Intro to pop culture & feminism:

(these notes are adapted from
Frances Bonner, Lizbeth Goodman, Richard Allen, Linda Janes and Catherine King , eds. Imagining Women: Cultural Representations and Gender London: Open University Press, 1992: 1-19.

  1. introduction to cultural representation:

    what is "representation" versus "image"?

    · thinking about the image as a part of the process of representation.

    · the process of popular culture: a system of representations in circulation through 3 processes:

    e.g.   three aspects of cultural representation dealing with those who produce, disseminate and consume pop culture

    1. production

    2. dissemination

    3. consumption ( look at harlequin romance readers, writers, distribution (in boxes of tide), consider the production of it)

  2. Women's studies has expanded in the university at the same time that the universities themselves have become more and more the extensions of capitalist enterprises. (i.e. fundraising in business etc) Our theories have developed in the direction of radical critique and insight as our institutional forms have adapted more and more uncritically the structures of the very institution we critique.

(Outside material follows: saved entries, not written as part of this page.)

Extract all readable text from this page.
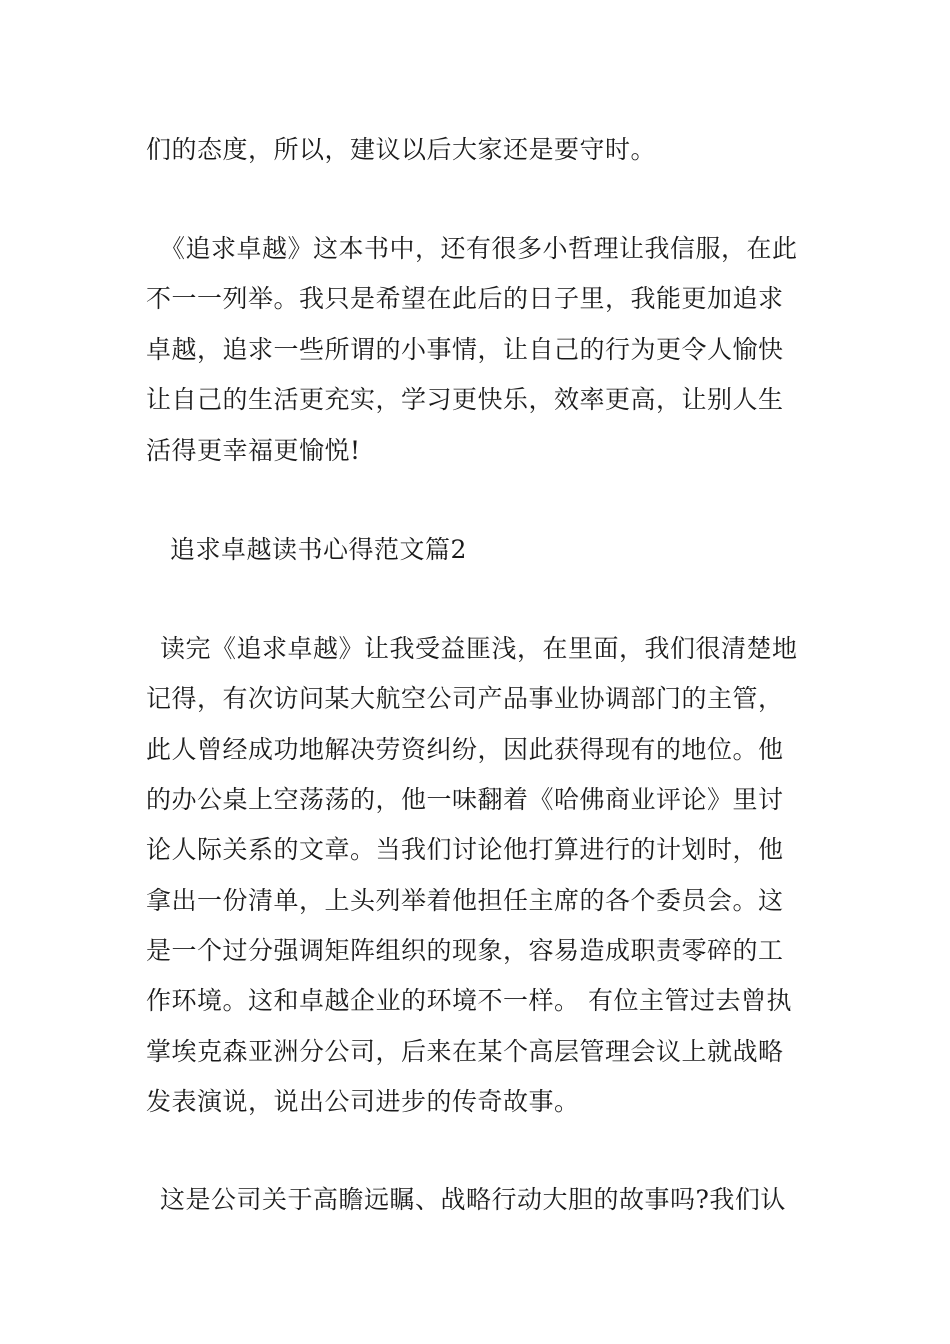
们的态度，所以，建议以后大家还是要守时。
《追求卓越》这本书中，还有很多小哲理让我信服，在此
不一一列举。我只是希望在此后的日子里，我能更加追求
卓越，追求一些所谓的小事情，让自己的行为更令人愉快
让自己的生活更充实，学习更快乐，效率更高，让别人生
活得更幸福更愉悦!
追求卓越读书心得范文篇2
读完《追求卓越》让我受益匪浅，在里面，我们很清楚地
记得，有次访问某大航空公司产品事业协调部门的主管，
此人曾经成功地解决劳资纠纷，因此获得现有的地位。他
的办公桌上空荡荡的，他一味翻着《哈佛商业评论》里讨
论人际关系的文章。当我们讨论他打算进行的计划时，他
拿出一份清单，上头列举着他担任主席的各个委员会。这
是一个过分强调矩阵组织的现象，容易造成职责零碎的工
作环境。这和卓越企业的环境不一样。 有位主管过去曾执
掌埃克森亚洲分公司，后来在某个高层管理会议上就战略
发表演说，说出公司进步的传奇故事。
这是公司关于高瞻远瞩、战略行动大胆的故事吗?我们认
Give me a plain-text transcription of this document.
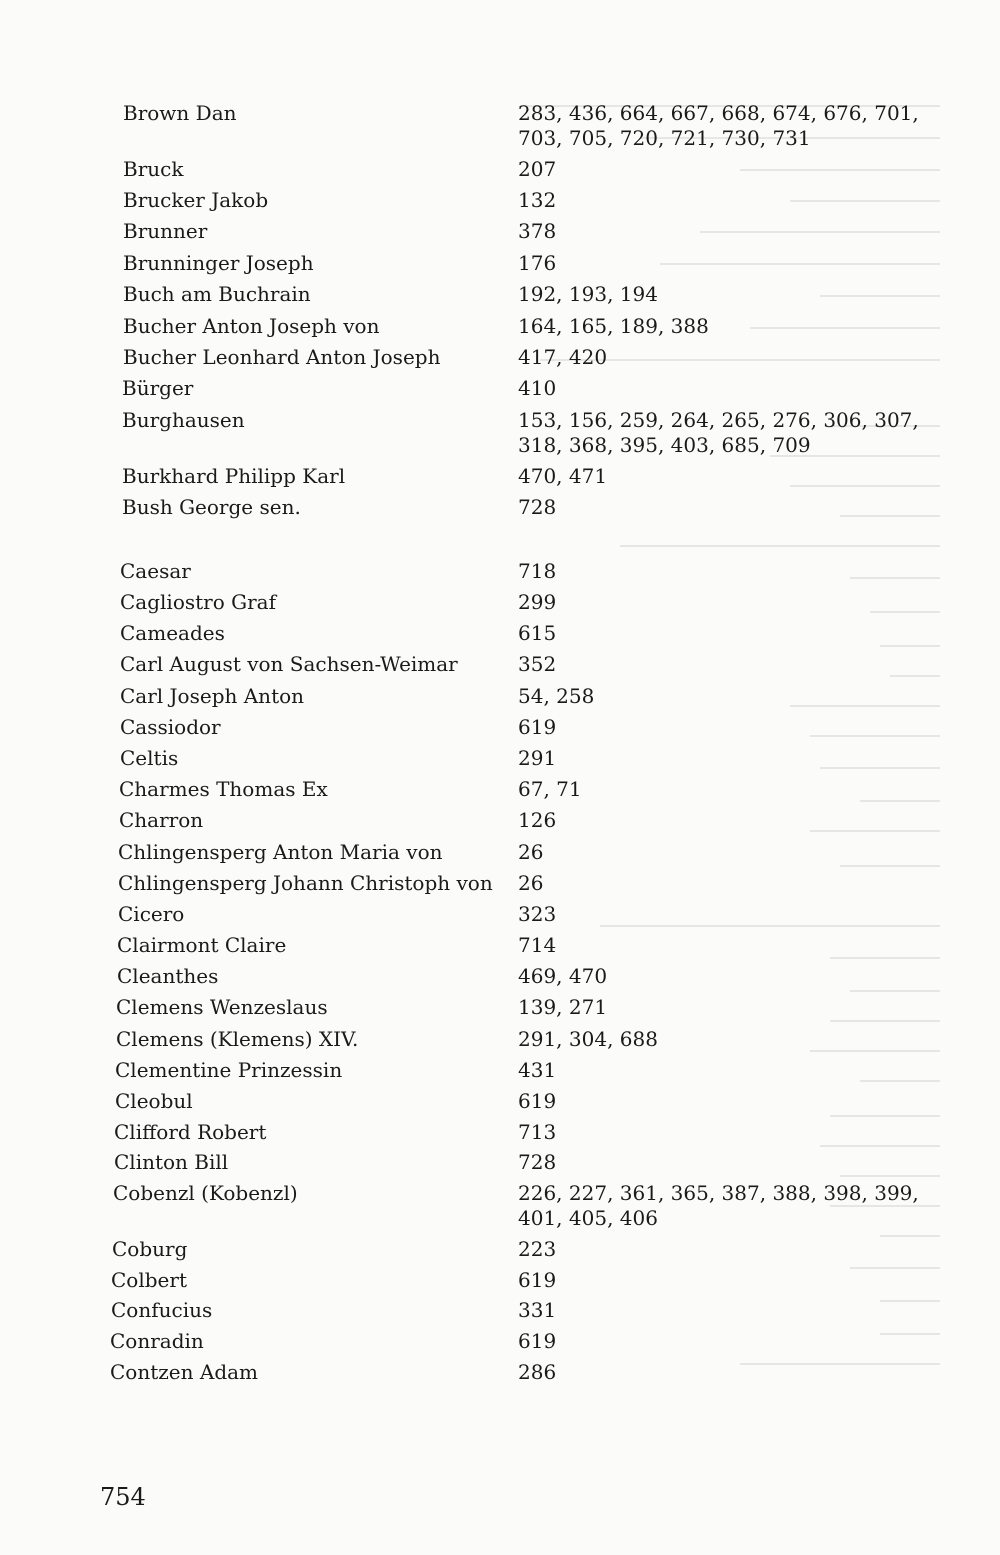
Brown Dan	283, 436, 664, 667, 668, 674, 676, 701,
703, 705, 720, 721, 730, 731
Bruck	207
Brucker Jakob	132
Brunner	378
Brunninger Joseph	176
Buch am Buchrain	192, 193, 194
Bucher Anton Joseph von	164, 165, 189, 388
Bucher Leonhard Anton Joseph	417, 420
Bürger	410
Burghausen	153, 156, 259, 264, 265, 276, 306, 307,
318, 368, 395, 403, 685, 709
Burkhard Philipp Karl	470, 471
Bush George sen.	728
Caesar	718
Cagliostro Graf	299
Cameades	615
Carl August von Sachsen-Weimar	352
Carl Joseph Anton	54, 258
Cassiodor	619
Celtis	291
Charmes Thomas Ex	67, 71
Charron	126
Chlingensperg Anton Maria von	26
Chlingensperg Johann Christoph von 26
Cicero	323
Clairmont Claire	714
Cleanthes	469, 470
Clemens Wenzeslaus	139, 271
Clemens (Klemens) XIV.	291, 304, 688
Clementine Prinzessin	431
Cleobul	619
Clifford Robert	713
Clinton Bill	728
Cobenzl (Kobenzl)	226, 227, 361, 365, 387, 388, 398, 399,
401, 405, 406
Coburg	223
Colbert	619
Confucius	331
Conradin	619
Contzen Adam	286
754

    On the other hand, fashion magazine editors and writers, many of them creative, progressive women, have sought to address other women in the "women's world" ultimately controlled by male-dominated publishing and advertising institutions, and use the vast resources from advertising to provide feminism and minority social movements a forum and a community. the future inquiry remains in these two kinds of feminism, popular and academic, both working within structuresof domination, and both seeking a way out.